Which brings me to my last point: a good portion of a line drive’s xValue is generated by exit velocity. I don’t care how well positioned you are, if you have less than one second from contact to when the ball gets to you, if you’re not within a 15 feet of that line drive, you’re not getting it. Even for pulled line drives of less than 13 degrees in 2021, the observed BA of .632 is about 100 points less than the xBA of .741. So if we take that 10/45 of Albert’s LD in the “LD shift zone”, and multiply it by the .109 difference, we get a .024 difference in line drive BA, which accounts for less than half of his .054 difference.

I’m not saying Pujols is going to be a world-beater going forward.

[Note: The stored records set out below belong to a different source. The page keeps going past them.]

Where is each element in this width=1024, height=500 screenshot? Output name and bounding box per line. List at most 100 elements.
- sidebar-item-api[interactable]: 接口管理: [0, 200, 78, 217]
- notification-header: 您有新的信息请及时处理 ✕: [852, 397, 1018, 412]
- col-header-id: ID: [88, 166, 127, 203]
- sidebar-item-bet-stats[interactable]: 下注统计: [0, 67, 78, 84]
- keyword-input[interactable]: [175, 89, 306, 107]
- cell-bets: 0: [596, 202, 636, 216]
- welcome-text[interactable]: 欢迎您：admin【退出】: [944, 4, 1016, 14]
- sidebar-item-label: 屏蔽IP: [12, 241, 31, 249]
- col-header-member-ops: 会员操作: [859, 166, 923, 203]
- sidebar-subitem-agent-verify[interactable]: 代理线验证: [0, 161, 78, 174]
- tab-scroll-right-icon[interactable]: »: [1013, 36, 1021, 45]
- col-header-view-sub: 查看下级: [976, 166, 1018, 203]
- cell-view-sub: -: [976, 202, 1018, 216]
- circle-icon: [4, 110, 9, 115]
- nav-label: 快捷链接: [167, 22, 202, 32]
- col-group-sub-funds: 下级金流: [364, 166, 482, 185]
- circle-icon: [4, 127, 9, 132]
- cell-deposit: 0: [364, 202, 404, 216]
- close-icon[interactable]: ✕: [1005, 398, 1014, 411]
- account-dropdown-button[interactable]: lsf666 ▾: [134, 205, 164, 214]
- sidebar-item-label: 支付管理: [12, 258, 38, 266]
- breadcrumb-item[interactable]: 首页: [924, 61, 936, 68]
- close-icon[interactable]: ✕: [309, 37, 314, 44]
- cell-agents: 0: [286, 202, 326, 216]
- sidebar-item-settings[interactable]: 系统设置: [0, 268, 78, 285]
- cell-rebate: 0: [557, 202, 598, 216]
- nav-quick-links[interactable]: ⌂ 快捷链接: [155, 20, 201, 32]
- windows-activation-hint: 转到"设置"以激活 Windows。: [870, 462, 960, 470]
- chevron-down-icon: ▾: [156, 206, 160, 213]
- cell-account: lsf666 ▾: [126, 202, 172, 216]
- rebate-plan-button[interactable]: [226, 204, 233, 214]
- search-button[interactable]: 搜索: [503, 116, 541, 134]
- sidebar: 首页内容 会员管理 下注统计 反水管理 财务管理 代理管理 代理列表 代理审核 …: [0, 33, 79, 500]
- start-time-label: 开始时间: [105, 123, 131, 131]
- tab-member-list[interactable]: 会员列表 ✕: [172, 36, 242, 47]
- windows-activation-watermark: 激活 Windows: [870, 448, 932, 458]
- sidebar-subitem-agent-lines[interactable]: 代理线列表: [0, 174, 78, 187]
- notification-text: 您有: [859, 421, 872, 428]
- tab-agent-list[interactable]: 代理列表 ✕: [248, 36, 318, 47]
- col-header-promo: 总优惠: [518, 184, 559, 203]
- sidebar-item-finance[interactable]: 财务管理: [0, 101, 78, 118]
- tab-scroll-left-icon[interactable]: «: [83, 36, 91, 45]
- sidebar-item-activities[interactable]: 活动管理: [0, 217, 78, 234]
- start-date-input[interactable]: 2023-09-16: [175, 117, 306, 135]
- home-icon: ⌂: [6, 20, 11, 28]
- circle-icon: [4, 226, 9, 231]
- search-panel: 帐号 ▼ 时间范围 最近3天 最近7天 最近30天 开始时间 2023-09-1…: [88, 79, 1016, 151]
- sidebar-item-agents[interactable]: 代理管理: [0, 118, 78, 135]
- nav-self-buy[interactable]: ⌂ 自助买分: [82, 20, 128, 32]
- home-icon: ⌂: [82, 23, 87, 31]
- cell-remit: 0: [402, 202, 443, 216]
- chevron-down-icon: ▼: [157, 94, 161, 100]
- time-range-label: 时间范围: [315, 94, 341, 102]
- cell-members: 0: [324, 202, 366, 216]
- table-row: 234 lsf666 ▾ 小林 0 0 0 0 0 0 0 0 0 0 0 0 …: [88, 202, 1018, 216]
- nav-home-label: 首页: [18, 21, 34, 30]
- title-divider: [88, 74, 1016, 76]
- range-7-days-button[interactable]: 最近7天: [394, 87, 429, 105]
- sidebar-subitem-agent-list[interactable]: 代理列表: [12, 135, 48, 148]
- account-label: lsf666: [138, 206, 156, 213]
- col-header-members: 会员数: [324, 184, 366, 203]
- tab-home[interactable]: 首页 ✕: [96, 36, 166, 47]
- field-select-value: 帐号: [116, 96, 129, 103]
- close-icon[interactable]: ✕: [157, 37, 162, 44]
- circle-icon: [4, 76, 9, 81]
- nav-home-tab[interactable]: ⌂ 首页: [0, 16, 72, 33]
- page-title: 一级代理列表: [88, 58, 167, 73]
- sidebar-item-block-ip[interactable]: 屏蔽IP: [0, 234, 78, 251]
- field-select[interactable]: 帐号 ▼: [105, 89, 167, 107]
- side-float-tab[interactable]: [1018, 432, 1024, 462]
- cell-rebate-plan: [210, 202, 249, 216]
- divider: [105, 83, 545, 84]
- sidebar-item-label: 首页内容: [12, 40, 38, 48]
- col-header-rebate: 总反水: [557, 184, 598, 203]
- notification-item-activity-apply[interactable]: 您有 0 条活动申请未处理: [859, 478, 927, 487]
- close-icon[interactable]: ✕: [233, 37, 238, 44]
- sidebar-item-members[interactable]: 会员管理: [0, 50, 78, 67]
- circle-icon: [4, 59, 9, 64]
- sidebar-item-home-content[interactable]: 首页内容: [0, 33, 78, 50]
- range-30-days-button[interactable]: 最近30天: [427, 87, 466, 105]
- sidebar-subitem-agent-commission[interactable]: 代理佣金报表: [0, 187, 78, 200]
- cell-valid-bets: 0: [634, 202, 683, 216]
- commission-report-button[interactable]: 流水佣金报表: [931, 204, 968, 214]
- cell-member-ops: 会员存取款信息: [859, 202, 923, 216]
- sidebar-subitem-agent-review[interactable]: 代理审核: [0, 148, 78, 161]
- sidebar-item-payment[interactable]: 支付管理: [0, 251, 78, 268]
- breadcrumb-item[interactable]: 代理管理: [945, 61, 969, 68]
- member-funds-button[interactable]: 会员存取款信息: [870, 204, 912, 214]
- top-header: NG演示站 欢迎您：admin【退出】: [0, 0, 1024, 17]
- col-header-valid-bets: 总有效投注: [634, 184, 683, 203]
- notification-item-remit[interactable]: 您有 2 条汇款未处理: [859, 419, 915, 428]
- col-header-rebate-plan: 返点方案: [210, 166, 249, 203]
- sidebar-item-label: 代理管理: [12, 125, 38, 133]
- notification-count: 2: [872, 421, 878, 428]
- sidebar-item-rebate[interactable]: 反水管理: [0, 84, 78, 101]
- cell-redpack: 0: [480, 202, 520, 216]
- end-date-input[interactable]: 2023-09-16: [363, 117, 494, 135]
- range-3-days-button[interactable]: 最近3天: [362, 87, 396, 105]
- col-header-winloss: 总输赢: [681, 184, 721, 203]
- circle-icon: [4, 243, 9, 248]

All I’m saying is before we cast aspersions about the legitimate shortcomings of the StatCast system, we need to look at whether they apply to the case we are evaluating.

Jonathan Sher
2 years ago
Reply to  jemccla

But that’s not what Mike claimed:

“He pulls GROUNDERS into the shift at a significantly higher rate than the average right-hander, which kills his BABIP, but isn’t accounted for in the xwOBA equation.”

And as Joe Wilkey demonstrates, it make much more sense to analyze the actual data rather than assume hypothesis that should instead be testes with the data. The fact one can line out into the shift doesn’t tell us how often that happens compared to line outs against a standard infield.

Coming up with a hypothesis is only the first step; we must also test that hypothesis against the data.